Multistable systems exhibit a rich front dynamics between equilibria. In one-dimensional scalar gradient systems, the spread of the fronts is proportional to the energy difference between equilibria. Fronts spreading proportionally to the energetic difference between equilibria is a characteristic of one-dimensional scalar gradient systems. Based on a simple nonvariational bistable model, we show analytically and numerically that the direction and speed of front propagation is led by nonvariational dynamics. We provide experimental evidence of nonvariational front propagation between different molecular orientations in a quasi-one-dimensional liquid-crystal light valve subjected to optical feedback. Free diffraction length allows us to control the variational or nonvariational nature of this system.

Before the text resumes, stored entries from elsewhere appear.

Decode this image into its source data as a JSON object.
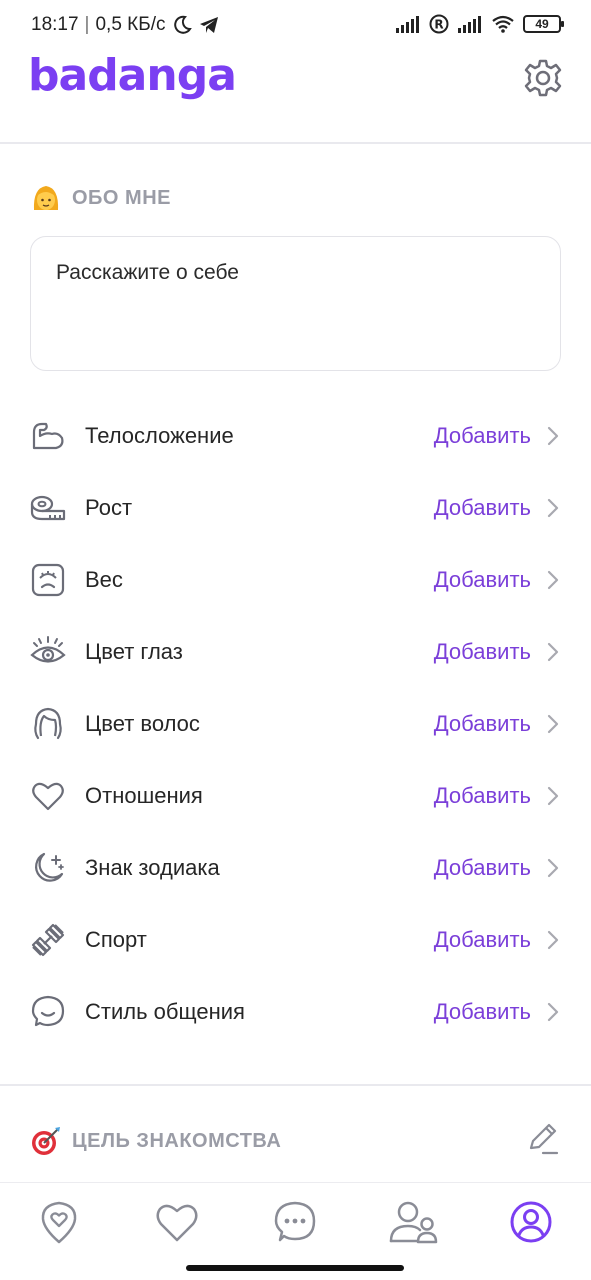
{
  "status_bar": {
    "time": "18:17",
    "network_speed": "0,5 КБ/с",
    "battery": "49"
  },
  "header": {
    "logo": "badanga"
  },
  "about": {
    "title": "ОБО МНЕ",
    "placeholder": "Расскажите о себе"
  },
  "details": [
    {
      "label": "Телосложение",
      "action": "Добавить",
      "icon": "arm-muscle-icon"
    },
    {
      "label": "Рост",
      "action": "Добавить",
      "icon": "tape-measure-icon"
    },
    {
      "label": "Вес",
      "action": "Добавить",
      "icon": "scale-icon"
    },
    {
      "label": "Цвет глаз",
      "action": "Добавить",
      "icon": "eye-icon"
    },
    {
      "label": "Цвет волос",
      "action": "Добавить",
      "icon": "hair-icon"
    },
    {
      "label": "Отношения",
      "action": "Добавить",
      "icon": "heart-icon"
    },
    {
      "label": "Знак зодиака",
      "action": "Добавить",
      "icon": "moon-stars-icon"
    },
    {
      "label": "Спорт",
      "action": "Добавить",
      "icon": "dumbbell-icon"
    },
    {
      "label": "Стиль общения",
      "action": "Добавить",
      "icon": "chat-smile-icon"
    }
  ],
  "goal": {
    "title": "ЦЕЛЬ ЗНАКОМСТВА"
  },
  "nav": [
    "location-heart-icon",
    "heart-icon",
    "chat-icon",
    "users-icon",
    "profile-icon"
  ],
  "colors": {
    "accent": "#7b3ff2",
    "action_text": "#7b3fd9",
    "section_title": "#9a9ca6"
  }
}
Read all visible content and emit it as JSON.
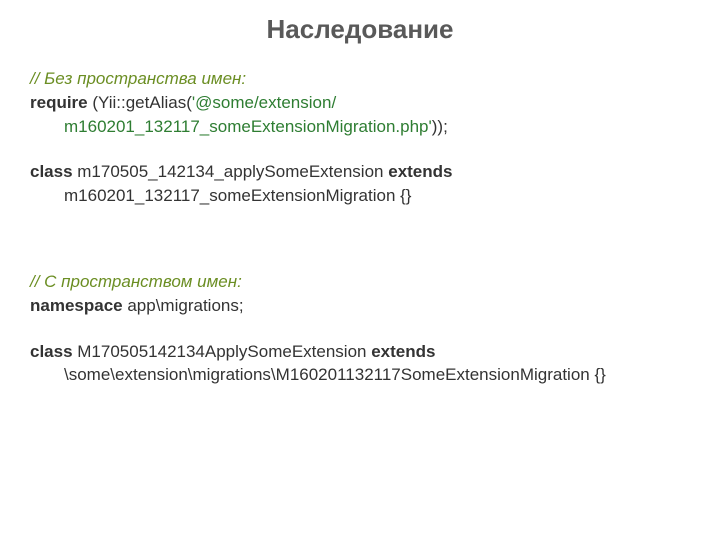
{
  "title": "Наследование",
  "section1": {
    "comment": "// Без пространства имен:",
    "require_kw": "require ",
    "require_open": "(Yii::getAlias(",
    "str_open": "'",
    "path_line1": "@some/extension/",
    "path_line2": "m160201_132117_someExtensionMigration.php",
    "str_close": "'",
    "require_close": "));",
    "class_kw": "class ",
    "class_name": "m170505_142134_applySomeExtension ",
    "extends_kw": "extends",
    "parent": "m160201_132117_someExtensionMigration {}"
  },
  "section2": {
    "comment": "// С пространством имен:",
    "ns_kw": "namespace ",
    "ns_name": "app\\migrations;",
    "class_kw": "class ",
    "class_name": "M170505142134ApplySomeExtension ",
    "extends_kw": "extends",
    "parent": "\\some\\extension\\migrations\\M160201132117SomeExtensionMigration {}"
  }
}
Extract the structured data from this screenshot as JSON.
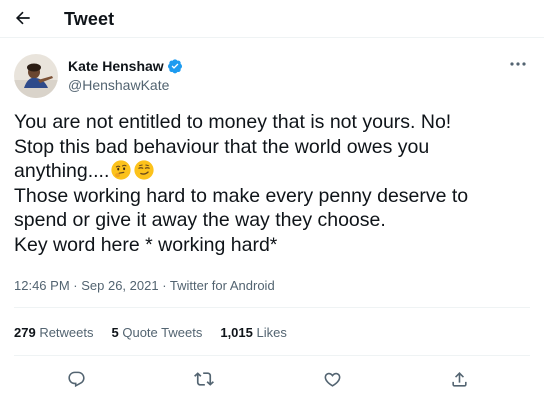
{
  "header": {
    "title": "Tweet",
    "back_icon": "arrow-left-icon"
  },
  "author": {
    "display_name": "Kate Henshaw",
    "handle": "@HenshawKate",
    "verified": true,
    "verified_color": "#1d9bf0",
    "more_icon": "more-dots-icon"
  },
  "tweet": {
    "lines": [
      "You are not entitled to money that is not yours. No!",
      "Stop this bad behaviour that the world owes you",
      "anything....",
      "Those working hard to make every penny deserve to",
      "spend or give it away the way they choose.",
      "Key word here * working hard*"
    ],
    "emojis": [
      "thinking-face-emoji",
      "smirking-face-emoji"
    ]
  },
  "meta": {
    "time": "12:46 PM",
    "separator": " · ",
    "date": "Sep 26, 2021",
    "source": "Twitter for Android"
  },
  "stats": {
    "retweets_count": "279",
    "retweets_label": " Retweets",
    "quotes_count": "5",
    "quotes_label": " Quote Tweets",
    "likes_count": "1,015",
    "likes_label": " Likes"
  },
  "actions": [
    "reply-icon",
    "retweet-icon",
    "like-icon",
    "share-icon"
  ],
  "colors": {
    "text": "#0f1419",
    "secondary": "#536471",
    "divider": "#eff3f4",
    "accent": "#1d9bf0"
  }
}
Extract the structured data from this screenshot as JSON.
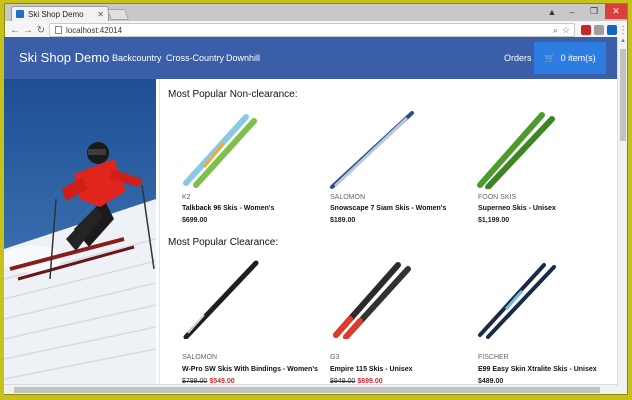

Numerical simulations of the phenomenological model have quite good agreement with experimental observations.

Figure 1

Front propagation in the bistable variational model Eq. (1) with $\epsilon =0$. The upper panels represent the potential $V\left(u\right)$ for different values of $\eta$, (a) $\eta =0.2$, (b) $\eta =0$, and (c) $\eta =-0.2$, with $\mu =1.0$. The middle and lower panels illustrate the front profiles and their respective spatiotemporal evolutions for (d), (f) $\mu =1.0, \eta =0.3$, and (e), (g) $\eta =-0.3$.

Figure 2

Nonvariational front propagation model Eq. (1) at Maxwell's point ($\eta =0, \epsilon =1$, and $\mu =1$). (a) Potential $V\left(u\right)$. Front profiles at a given instant for (b) positive $c=3$, (c) negative $c=-3$, and $b=0$. (d) and (e) represent the spatiotemporal evolutions of front solutions with positive and negative parameters $c$ respectively and $b=0$. (f) Dimensionless front speed as a function of parameter $c$. Points account for the numerical front speed obtained from Eq. (5) with $b=0, \eta =0$, and $\epsilon =1$, the solid straight line is obtained from the analytical formula $v_{NV}\approx (2c-b)\epsilon \mu \sqrt{2}/5$, and the curve is obtained using formula (4) with a numerical front profile $u_F$.

Figure 3

Front propagation model Eq. (1) with $\eta =0.3$ and $\mu =1$. (a) Potential $V\left(u\right)$. (b) Front profiles for zero (dashed line) and positive (solid line) $c$ and $b=0$. (c) and (d) represent the spatiotemporal evolutions of the front solution with zero and positive parameter $c$. (e) Dimensionless front speed as a function of parameter $c$. Points account for the numerical front speed and continuous curve $v=v_V+v_{NV}$.

Figure 4

Nonvariational front propagation in a LCLV with optical feedback. (a) Schematic representation of the experimental setup. $\{L1,L2\}$ stands for two lenses with a focal distance $f=25\text{cm}$, M is a mirror, FB is an optical fiber bundle, PBS is a polarizing beam splitter cube, BS represents a beam splitter, and SLM is a spatial light modulator driven by a computer. $V_0$ external voltage applied across the LCLV. (b) Temporal sequence of snapshots of front propagation from top to bottom. (c) Front speeds as a function of voltage $V_0$ for different free propagation lengths $L$.

Figure 5

Front propagation of the numerical simulation of the phenomenological model of LCLV with optical feedback Eq. (5). (a) Bifurcation diagram of molecular average orientations ${\theta }_0$ as a function of voltage $V_0$. $V_0^c$ accounts for a critical value of voltage for which the system exhibits nascent bistability at ${\theta }_0={\theta }_c$. (b) Front speeds as functions of voltage $V_0$ for different free propagation lengths.